Now, imagine transfer learning evolves into a huge marketplace. In this market, we can buy features for our images (or whatnot) from vast pre-trained commercial deep networks. Companies with deep pockets would build them while the rest of us could easily use the outputs for a small cost, feeding them into our much simpler models. In such a setting, we’re back to square one on interpretability, as we may not know what inputs contributed to these features and whether the supplier has acted with ethical due diligence.
AI has already taken over more of decision-making previously reserved for humans, and this process will most likely accelerate.
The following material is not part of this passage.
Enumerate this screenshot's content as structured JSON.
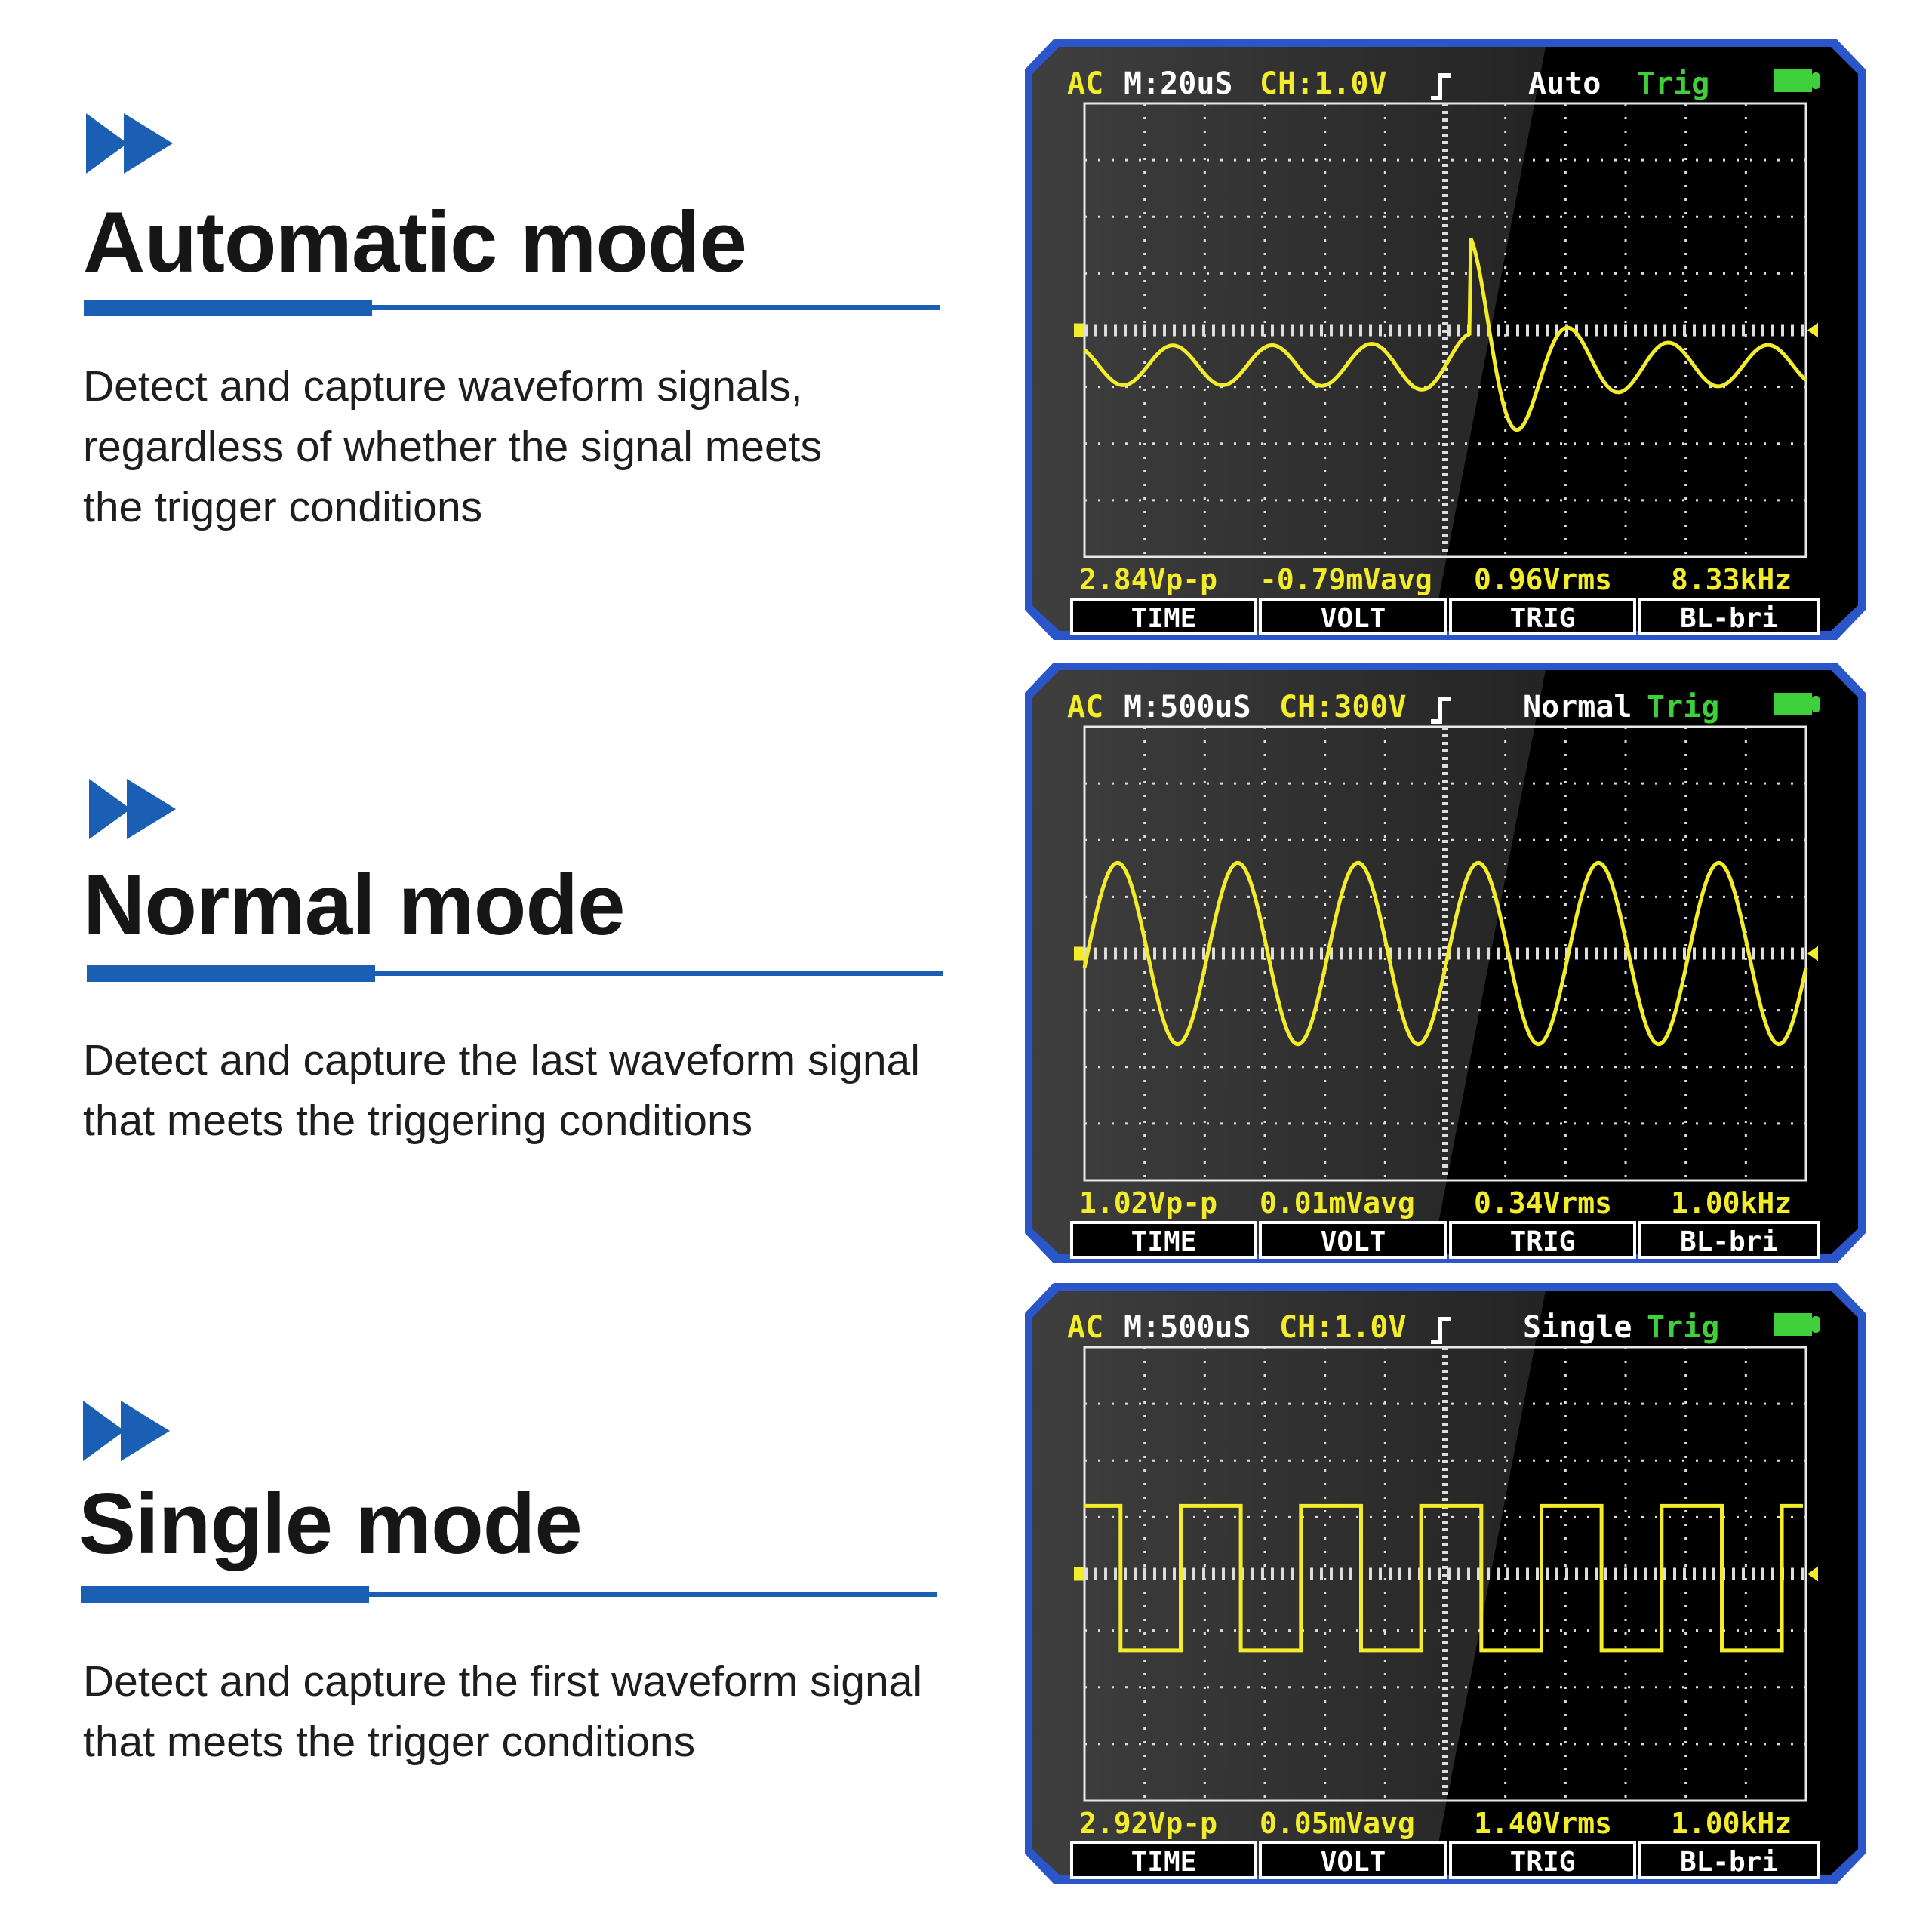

Many are still in the dark as to what exactly is going on here, the level of insight human operators actually have, and whether we can trust the designers of future algorithms to do their best to eliminate bias. However hard we try, new and fresh mistakes are just waiting to be made, and I certainly hope Netflix, Amazon, and others can at least admit and act on their errors without hiding behind the fog of AI hype. I believe some amount of humility will go a long way towards tackling these concerns and we’re certainly following that spirit at Dynamic Yield.